US 12,481,871 B2
Incremental learning system with selective weight updates
Donghyuk Kwon, Seoul (KR); Leesup Kim, Daejeon (KR); Jaekang Shin, Hwaseong-si (KR); and Seungkyu Choi, Daegu (KR)
Assigned to Samsung Electronics Co., Ltd., Suwon-si (KR); and Korea Advanced Institute of Science and Technology, Daejeon (KR)
Filed by SAMSUNG ELECTRONICS CO., LTD., Suwon-si (KR); and Korea Advanced Institute of Science and Technology, Daejeon (KR)
Filed on Nov. 5, 2020, as Appl. No. 17/089,764.
Claims priority of application No. 10-2020-0041638 (KR), filed on Apr. 6, 2020; and application No. 10-2020-0090452 (KR), filed on Jul. 21, 2020.
Prior Publication US 2021/0312278 A1, Oct. 7, 2021
Int. Cl.

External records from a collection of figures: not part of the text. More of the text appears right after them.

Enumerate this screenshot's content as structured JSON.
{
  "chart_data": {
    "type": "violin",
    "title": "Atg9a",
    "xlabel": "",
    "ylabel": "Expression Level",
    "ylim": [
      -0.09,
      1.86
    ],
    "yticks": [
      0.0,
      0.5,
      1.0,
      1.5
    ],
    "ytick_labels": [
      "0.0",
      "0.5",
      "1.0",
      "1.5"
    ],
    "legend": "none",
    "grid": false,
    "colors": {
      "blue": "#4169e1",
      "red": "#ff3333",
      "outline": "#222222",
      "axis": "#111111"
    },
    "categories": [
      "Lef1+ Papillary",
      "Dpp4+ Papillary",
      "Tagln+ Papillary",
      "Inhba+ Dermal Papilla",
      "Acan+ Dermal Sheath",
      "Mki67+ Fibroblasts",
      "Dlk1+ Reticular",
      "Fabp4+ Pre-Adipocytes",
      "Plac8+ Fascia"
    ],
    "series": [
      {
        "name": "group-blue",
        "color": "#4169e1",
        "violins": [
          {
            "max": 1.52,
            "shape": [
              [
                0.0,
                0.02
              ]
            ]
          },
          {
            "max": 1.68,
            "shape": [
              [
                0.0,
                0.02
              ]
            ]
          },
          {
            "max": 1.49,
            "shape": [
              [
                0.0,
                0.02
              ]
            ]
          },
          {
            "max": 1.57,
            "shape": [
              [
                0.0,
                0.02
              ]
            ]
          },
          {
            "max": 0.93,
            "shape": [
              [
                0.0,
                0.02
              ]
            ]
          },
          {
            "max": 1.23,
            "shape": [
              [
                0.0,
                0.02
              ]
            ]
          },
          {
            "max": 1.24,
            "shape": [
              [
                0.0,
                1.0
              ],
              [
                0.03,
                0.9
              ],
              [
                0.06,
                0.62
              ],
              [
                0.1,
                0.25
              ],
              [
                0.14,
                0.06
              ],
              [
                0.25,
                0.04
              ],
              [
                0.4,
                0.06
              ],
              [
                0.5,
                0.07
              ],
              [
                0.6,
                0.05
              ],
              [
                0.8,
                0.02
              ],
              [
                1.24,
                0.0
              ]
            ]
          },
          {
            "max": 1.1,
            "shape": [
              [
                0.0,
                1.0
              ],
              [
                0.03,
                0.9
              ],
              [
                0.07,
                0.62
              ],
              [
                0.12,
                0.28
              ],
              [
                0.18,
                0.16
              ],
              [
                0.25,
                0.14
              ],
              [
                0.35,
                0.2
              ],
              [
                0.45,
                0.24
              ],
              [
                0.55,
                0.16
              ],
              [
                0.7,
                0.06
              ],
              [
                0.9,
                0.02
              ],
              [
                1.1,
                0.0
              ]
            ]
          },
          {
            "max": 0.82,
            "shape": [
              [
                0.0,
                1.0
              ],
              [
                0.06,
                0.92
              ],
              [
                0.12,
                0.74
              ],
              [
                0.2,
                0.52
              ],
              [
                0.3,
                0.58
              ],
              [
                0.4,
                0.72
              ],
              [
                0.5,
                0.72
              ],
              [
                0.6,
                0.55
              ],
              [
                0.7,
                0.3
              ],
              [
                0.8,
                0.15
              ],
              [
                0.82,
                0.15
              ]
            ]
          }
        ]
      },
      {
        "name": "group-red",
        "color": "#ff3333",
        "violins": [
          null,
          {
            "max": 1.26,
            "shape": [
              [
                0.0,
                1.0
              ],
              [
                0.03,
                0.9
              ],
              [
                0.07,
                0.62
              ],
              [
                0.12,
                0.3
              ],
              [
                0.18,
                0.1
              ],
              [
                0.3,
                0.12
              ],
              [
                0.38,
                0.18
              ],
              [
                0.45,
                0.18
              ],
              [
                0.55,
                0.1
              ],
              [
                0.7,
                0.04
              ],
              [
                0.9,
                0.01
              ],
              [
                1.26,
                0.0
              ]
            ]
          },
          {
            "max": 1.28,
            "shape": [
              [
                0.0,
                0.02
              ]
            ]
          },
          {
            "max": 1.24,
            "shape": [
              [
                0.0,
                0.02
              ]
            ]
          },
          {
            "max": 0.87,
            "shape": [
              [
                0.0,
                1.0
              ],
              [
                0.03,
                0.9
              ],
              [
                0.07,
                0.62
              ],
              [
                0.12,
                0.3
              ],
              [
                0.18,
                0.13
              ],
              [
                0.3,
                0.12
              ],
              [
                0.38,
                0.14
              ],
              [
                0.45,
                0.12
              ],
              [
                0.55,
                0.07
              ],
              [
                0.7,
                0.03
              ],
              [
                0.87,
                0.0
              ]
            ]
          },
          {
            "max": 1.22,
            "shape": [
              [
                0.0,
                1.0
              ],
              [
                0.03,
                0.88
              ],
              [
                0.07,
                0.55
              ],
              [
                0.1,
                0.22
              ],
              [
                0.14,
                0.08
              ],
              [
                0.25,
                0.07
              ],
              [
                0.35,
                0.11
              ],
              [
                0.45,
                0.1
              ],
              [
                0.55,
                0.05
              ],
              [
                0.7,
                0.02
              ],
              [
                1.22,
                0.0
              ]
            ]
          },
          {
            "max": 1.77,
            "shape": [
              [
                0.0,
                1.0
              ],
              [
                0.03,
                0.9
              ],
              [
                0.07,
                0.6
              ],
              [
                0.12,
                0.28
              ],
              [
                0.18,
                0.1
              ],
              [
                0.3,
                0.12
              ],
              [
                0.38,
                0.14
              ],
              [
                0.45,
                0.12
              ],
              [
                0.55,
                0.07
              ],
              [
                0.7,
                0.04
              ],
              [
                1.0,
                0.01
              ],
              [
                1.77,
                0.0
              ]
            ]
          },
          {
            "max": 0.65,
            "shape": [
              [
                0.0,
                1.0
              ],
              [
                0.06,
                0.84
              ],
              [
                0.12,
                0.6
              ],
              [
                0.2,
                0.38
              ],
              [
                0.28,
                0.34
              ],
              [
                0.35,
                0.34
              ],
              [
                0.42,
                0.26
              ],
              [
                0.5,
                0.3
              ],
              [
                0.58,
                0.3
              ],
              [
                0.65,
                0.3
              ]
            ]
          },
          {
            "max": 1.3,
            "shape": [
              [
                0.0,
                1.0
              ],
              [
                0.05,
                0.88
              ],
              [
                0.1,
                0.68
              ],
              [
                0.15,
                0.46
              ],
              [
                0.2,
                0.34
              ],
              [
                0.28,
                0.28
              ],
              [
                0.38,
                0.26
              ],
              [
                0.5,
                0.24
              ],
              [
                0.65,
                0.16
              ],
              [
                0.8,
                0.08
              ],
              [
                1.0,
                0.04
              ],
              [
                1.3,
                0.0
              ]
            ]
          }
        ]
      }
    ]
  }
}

G06N 3/08 (2023.01); G06N 3/0895 (2023.01); G06N 3/09 (2023.01); G06N 3/098 (2023.01); G06N 3/0985 (2023.01)
CPC G06N 3/08 (2013.01) [G06N 3/0895 (2023.01); G06N 3/09 (2023.01); G06N 3/098 (2023.01); G06N 3/0985 (2023.01)] 19 Claims
OG exemplary drawing
 
1. A processor-implemented neural network method, comprising:
setting a searching range of mask weights based on both of a distribution of the mask weights of a binary mask corresponding to a filter of a pretrained model and a learning rate-related parameter set in an incremental learning model;
identifying a targeted mask weight in the searching range of the mask weights;
calculating a weight gradient corresponding to the targeted mask weight based on an input activation of an input channel of a masked filter obtained from forward propagation of a training epoch process and a loss gradient obtained from back propagation of the training epoch process, wherein the masked filter is obtained by activating or deactivating each weight included in the filter based on the binary mask;
updating the targeted mask weight based on the weight gradient;
updating a portion of the binary mask corresponding to the updated targeted mask weight based on and a preset reference value; and
updating the masked filter by applying the updated the binary mask to the masked filter for a next training epoch process of the pretrained model,
wherein the setting of the searching range comprises:
when the distribution of the mask weights is obtained, setting the searching range based on a mean of the mask weights from the distribution of the mask weights; and
when it is determined that the learning rate-related parameter that determines a level of learning rate decay has changed according to predefined criteria, setting the searching range based on the level of learning rate decay,
wherein the training epoch process is included in a process for training the pretrained model, which is configured to perform a first task, to perform a second task,
wherein a non-target mask weight not in the searching range is not updated during the training epoch process and is fixed as a value determined in a previous training epoch, and
wherein a value of the binary mask corresponding to the non-targeted mask weight is fixed as a value determined in the previous training epoch.